Delete the bucket that you just created for the enter datasets, which could have a reputation just like glue5-fta-demo-${AWS_ACCOUNT_ID}-${AWS_REGION_CODE}.

Conclusion

This publish defined how one can allow Spark native FTA in AWS Glue 5.0 jobs that can implement entry management outlined utilizing Lake Formation grant instructions. For earlier AWS Glue variations, you wanted to combine AWS Glue DataFrames to implement FTA in AWS Glue jobs or migrate to AWS Glue 5.0 FGAC, which has comparatively restricted performance. With this launch, if you happen to don’t want fine-grained management, you possibly can implement FTA by means of Spark DataFrame or Spark SQL for extra flexibility and efficiency. This functionality is presently supported for Iceberg and Hive tables.

This function can prevent effort and encourage portability whereas migrating Spark scripts to totally different serverless environments comparable to AWS Glue and Amazon EMR.

In regards to the authors

Layth Yassin is a Software program Growth Engineer on the AWS Glue crew. He’s enthusiastic about tackling difficult issues at a big scale, and constructing merchandise that push the bounds of the sector. Exterior of labor, he enjoys taking part in/watching basketball, and spending time with family and friends.

Noritaka Sekiyama is a Principal Massive Information Architect on the AWS Glue crew. He’s additionally the writer of the e book Serverless ETL and Analytics with AWS Glue. He’s liable for constructing software program artifacts to assist clients.
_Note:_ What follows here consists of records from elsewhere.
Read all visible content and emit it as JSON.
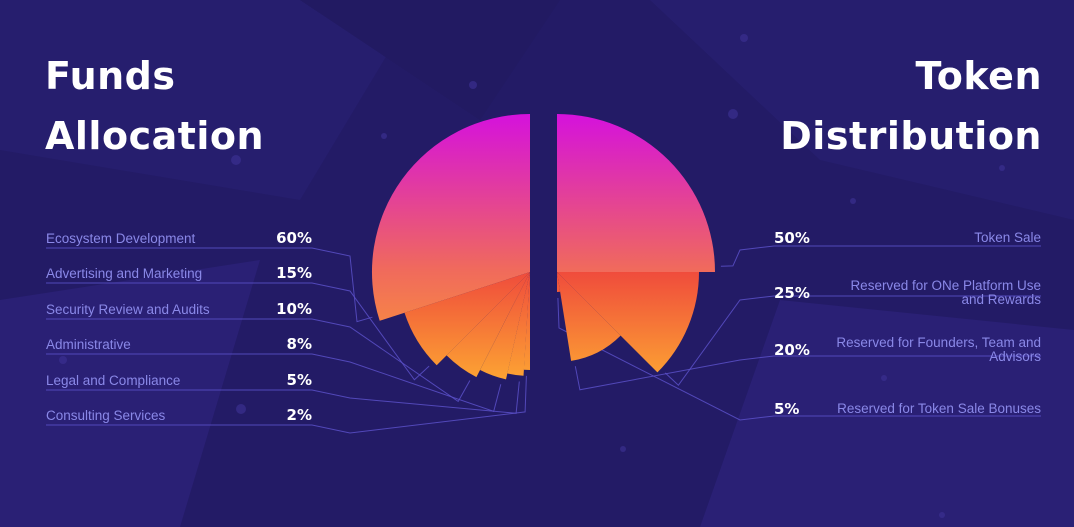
{
  "left_title": {
    "line1": "Funds",
    "line2": "Allocation"
  },
  "right_title": {
    "line1": "Token",
    "line2": "Distribution"
  },
  "colors": {
    "background": "#231b66",
    "label": "#8a88e8",
    "value": "#ffffff",
    "connector": "#5a50c8",
    "gradient_top": "#d40fe0",
    "gradient_mid": "#f06a5c",
    "gradient_bottom": "#ffa82a"
  },
  "chart_data": [
    {
      "type": "pie",
      "title": "Funds Allocation",
      "categories": [
        "Ecosystem Development",
        "Advertising and Marketing",
        "Security Review and Audits",
        "Administrative",
        "Legal and Compliance",
        "Consulting Services"
      ],
      "values": [
        60,
        15,
        10,
        8,
        5,
        2
      ],
      "value_labels": [
        "60%",
        "15%",
        "10%",
        "8%",
        "5%",
        "2%"
      ],
      "legend_placement": "left"
    },
    {
      "type": "pie",
      "title": "Token Distribution",
      "categories": [
        "Token Sale",
        "Reserved for ONe Platform Use and Rewards",
        "Reserved for Founders, Team and Advisors",
        "Reserved for Token Sale Bonuses"
      ],
      "values": [
        50,
        25,
        20,
        5
      ],
      "value_labels": [
        "50%",
        "25%",
        "20%",
        "5%"
      ],
      "legend_placement": "right"
    }
  ]
}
In his spare time, he enjoys biking together with his highway bike.

Kartik Panjabi is a Software program Growth Supervisor on the AWS Glue crew. His crew builds generative AI options for the Information Integration and distributed system for information integration.

Matt Su is a Senior Product Supervisor on the AWS Glue crew. He enjoys serving to clients uncover insights and make higher selections utilizing their information with AWS Analytics providers. In his spare time, he enjoys snowboarding and gardening.